Wobei die nordkoreanische Rhetorik eine andere ist. Dort sieht man sich von der Militärpräsenz der USA in Südkorea bedroht. Diese wiederum dient Pjöngjang auch als Rechtfertigung für das eigene Waffenprogramm, das in ökonomisch schwierigen Zeiten auch noch verstärkt wird. Dabei hat sich Kim Jong Un zuletzt wiederholt öffentlich eingestanden, dass die Entwicklungsziele nicht erreicht worden sind. Nicht nur die seit 2017 verstärkten UN-Sanktionen haben Nordkoreas Wirtschaft geschwächt, sondern auch die Pandemie.

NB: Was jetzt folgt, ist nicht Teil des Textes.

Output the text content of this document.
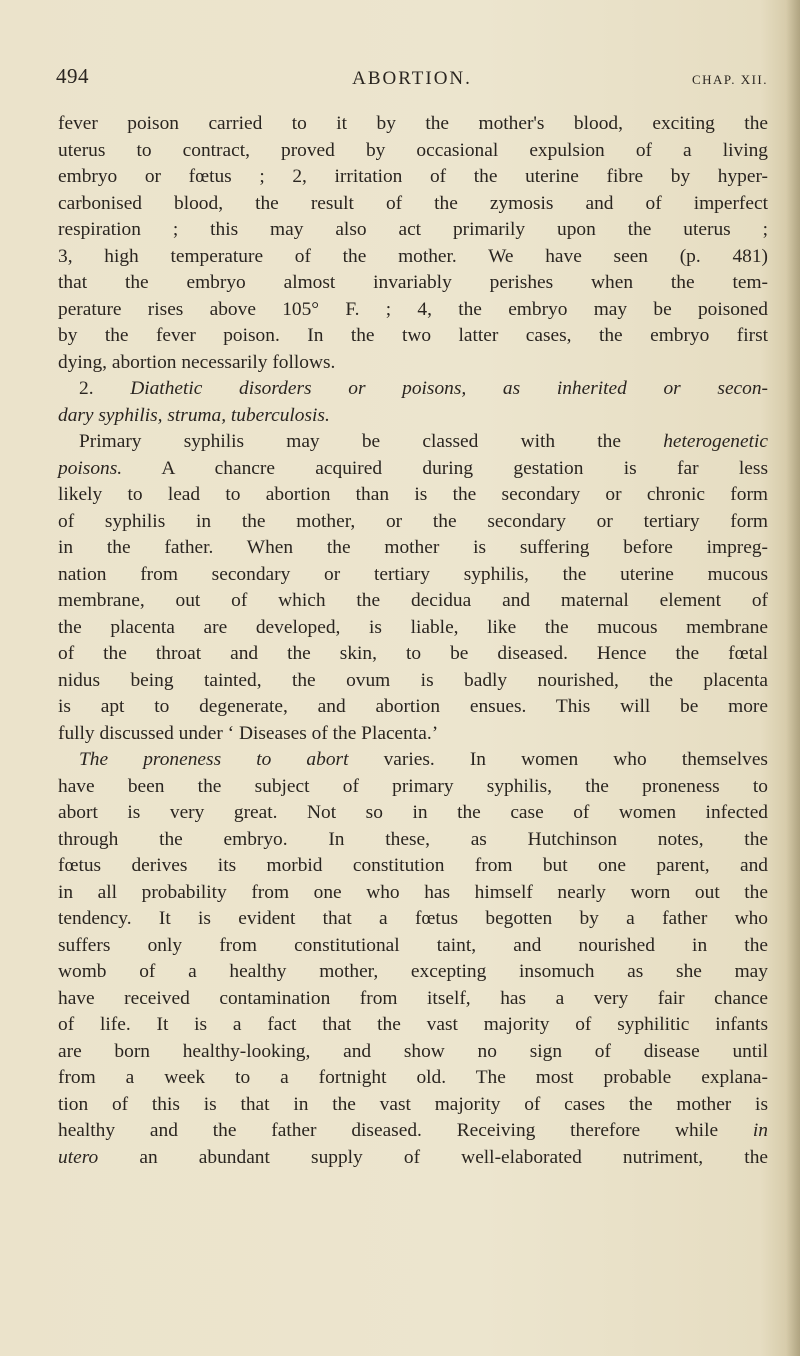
494	ABORTION.	CHAP. XII.
fever poison carried to it by the mother's blood, exciting the
uterus to contract, proved by occasional expulsion of a living
embryo or fœtus ; 2, irritation of the uterine fibre by hyper-
carbonised blood, the result of the zymosis and of imperfect
respiration ; this may also act primarily upon the uterus ;
3, high temperature of the mother. We have seen (p. 481)
that the embryo almost invariably perishes when the tem-
perature rises above 105° F. ; 4, the embryo may be poisoned
by the fever poison. In the two latter cases, the embryo first
dying, abortion necessarily follows.
2. Diathetic disorders or poisons, as inherited or secon-
dary syphilis, struma, tuberculosis.
Primary syphilis may be classed with the heterogenetic
poisons. A chancre acquired during gestation is far less
likely to lead to abortion than is the secondary or chronic form
of syphilis in the mother, or the secondary or tertiary form
in the father. When the mother is suffering before impreg-
nation from secondary or tertiary syphilis, the uterine mucous
membrane, out of which the decidua and maternal element of
the placenta are developed, is liable, like the mucous membrane
of the throat and the skin, to be diseased. Hence the fœtal
nidus being tainted, the ovum is badly nourished, the placenta
is apt to degenerate, and abortion ensues. This will be more
fully discussed under ‘ Diseases of the Placenta.’
The proneness to abort varies. In women who themselves
have been the subject of primary syphilis, the proneness to
abort is very great. Not so in the case of women infected
through the embryo. In these, as Hutchinson notes, the
fœtus derives its morbid constitution from but one parent, and
in all probability from one who has himself nearly worn out the
tendency. It is evident that a fœtus begotten by a father who
suffers only from constitutional taint, and nourished in the
womb of a healthy mother, excepting insomuch as she may
have received contamination from itself, has a very fair chance
of life. It is a fact that the vast majority of syphilitic infants
are born healthy-looking, and show no sign of disease until
from a week to a fortnight old. The most probable explana-
tion of this is that in the vast majority of cases the mother is
healthy and the father diseased. Receiving therefore while in
utero an abundant supply of well-elaborated nutriment, the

Derzeit dürften enorme Ernährungsengpässe bestehen.

Zugleich gehört Nordkorea – zumindest auf diplomatischer Ebene – zu den Gewinnern des russischen Angriffskrieg in der Ukraine. Denn durch die diplomatische Isolation Russlands hat Moskau begonnen, sich anderen Staaten anzunähern, die vom Westen ebenfalls mit Sanktionen belegt sind. Dazu gehört auch Nordkorea. So dürfte man in Pjöngjang von der Empörung seitens der Nato, Japans und Südkoreas über den jüngsten Raketentest kaum beeindruckt sein – vielmehr eher ermutigt, genauso weiterzumachen.